The most modern addition are the bookends to the film, which give us a sense of the scope of the machinery of the British Army — how many people are involved, how many lives stand to be lost, and just how alone these soldiers are out in the trenches. It’s how we see The Great War now, as an unnecessary, poorly managed exercise in military futility. The film’s opening shows us the men assembling in their unit after enjoying a drink at the bar on leave. A troop of uniformed men march toward the trenches, illustrating the weight of Stanhope’s responsibility. The soldiers they’re relieving pass by in the opposite direction, only they’re carrying supplies away from the trenches, in anticipation of an attack the British don’t expect to win. Stanhope’s men are purposefully being left under-equipped so that the supplies won’t be lost in the battle.
Bright-eyed and bushy-tailed Raleigh encounters a different version of the British Army: at base camp, the uniforms are clean not disheveled; the men are welcoming; and the sheer scale of the operation gives you confidence in its ability to succeed. When he asks for a risky assignment, he doesn’t really believe it will be his last. It’s the image the British Army wants to project, and it takes some time, even in the trench, for Raleigh to see what Stanhope sees too clearly and what we’re met with from the start.
What’s surprising is that Dibb’s interpretation isn’t more class-conscious. WWI was still a time when privilege, birth and education determined army rank. The play never detours away from the officers to give us a taste of the horrors the ordinary soldiers face, nor does it even acknowledge that the officers’ experience is far from the norm. That’s to be expected in a piece written by an officer at a time when the merits of this system weren’t questioned. But in an adaptation with such a deliberately modern bent, it’s a curious omission to not even acknowledge that these characters’ face far better conditions than the men they command, even as the film immerses us in their misery and camaraderie.

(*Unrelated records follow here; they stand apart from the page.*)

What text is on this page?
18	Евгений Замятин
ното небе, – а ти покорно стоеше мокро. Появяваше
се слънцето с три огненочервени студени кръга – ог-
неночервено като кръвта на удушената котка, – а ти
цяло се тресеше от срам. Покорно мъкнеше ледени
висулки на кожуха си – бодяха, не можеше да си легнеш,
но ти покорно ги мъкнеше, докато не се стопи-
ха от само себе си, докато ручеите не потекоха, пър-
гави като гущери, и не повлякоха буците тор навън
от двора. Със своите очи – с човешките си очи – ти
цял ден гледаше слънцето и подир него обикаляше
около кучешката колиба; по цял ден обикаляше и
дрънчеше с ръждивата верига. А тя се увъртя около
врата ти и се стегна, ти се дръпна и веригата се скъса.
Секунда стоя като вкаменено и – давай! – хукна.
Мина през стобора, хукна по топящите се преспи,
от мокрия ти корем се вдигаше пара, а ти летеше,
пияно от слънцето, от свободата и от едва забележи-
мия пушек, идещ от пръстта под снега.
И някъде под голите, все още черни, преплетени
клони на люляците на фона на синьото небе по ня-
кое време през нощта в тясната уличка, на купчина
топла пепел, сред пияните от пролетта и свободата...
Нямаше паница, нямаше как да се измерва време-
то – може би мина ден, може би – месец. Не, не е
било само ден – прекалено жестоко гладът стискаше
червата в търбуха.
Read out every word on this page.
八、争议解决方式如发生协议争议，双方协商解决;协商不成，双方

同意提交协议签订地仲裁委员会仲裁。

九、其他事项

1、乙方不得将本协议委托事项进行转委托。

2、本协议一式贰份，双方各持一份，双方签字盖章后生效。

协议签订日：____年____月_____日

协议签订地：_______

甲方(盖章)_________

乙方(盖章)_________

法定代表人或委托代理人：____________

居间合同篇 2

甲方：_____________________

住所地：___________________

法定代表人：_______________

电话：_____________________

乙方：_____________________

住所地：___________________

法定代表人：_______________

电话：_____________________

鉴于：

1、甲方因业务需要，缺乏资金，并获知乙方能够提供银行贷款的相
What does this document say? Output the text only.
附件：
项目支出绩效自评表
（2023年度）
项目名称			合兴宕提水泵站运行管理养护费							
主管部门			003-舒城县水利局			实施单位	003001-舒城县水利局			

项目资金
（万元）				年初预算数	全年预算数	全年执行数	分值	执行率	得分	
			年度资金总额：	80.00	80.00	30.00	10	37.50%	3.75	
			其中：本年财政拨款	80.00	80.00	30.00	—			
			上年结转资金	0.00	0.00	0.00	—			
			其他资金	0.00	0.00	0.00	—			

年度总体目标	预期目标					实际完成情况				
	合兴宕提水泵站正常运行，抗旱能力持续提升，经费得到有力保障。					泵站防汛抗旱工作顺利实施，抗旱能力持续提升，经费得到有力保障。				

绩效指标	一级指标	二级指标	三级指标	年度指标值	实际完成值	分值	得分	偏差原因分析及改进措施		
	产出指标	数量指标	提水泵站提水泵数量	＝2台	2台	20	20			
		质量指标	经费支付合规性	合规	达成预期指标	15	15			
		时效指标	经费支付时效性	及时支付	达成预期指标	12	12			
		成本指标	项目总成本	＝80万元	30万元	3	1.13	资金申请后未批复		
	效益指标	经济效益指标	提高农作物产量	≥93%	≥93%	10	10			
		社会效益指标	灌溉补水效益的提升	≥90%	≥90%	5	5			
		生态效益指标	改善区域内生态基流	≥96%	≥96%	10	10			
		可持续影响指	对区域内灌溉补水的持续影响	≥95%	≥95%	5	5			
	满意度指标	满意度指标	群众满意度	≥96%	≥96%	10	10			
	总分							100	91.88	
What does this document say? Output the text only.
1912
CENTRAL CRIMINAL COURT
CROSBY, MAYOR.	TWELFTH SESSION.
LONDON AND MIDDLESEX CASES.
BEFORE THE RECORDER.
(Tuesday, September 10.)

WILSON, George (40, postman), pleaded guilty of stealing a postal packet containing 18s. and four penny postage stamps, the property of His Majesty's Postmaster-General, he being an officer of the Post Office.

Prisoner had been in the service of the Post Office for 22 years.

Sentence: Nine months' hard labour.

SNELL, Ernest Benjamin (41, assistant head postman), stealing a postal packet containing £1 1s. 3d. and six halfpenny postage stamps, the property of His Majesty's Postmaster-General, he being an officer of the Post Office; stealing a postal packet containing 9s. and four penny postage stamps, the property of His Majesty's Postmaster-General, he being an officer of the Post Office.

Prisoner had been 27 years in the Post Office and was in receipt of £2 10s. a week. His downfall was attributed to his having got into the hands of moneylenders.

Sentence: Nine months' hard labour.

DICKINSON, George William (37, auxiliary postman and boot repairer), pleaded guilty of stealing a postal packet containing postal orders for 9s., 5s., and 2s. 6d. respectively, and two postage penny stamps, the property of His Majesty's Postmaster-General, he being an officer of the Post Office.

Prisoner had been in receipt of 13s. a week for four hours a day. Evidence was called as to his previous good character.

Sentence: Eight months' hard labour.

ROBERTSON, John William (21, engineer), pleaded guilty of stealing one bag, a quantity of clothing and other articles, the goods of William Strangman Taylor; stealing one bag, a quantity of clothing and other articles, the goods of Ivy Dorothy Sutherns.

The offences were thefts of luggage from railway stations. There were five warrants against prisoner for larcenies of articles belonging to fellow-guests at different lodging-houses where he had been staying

Many single location films are shallowly criticised for being too ‘stagey’ when they are anything but: The Party creatively expands on its tiny set; theatre director Dominic Cooke gave a one-room conversation gravitas in On Chesil Beach. Stage to screen adaptations The Deep Blue Sea, Una, and Girl Asleep all intelligently utilise the cinematic form, whereas some films are less successful, such as last year’s Marjorie Prime.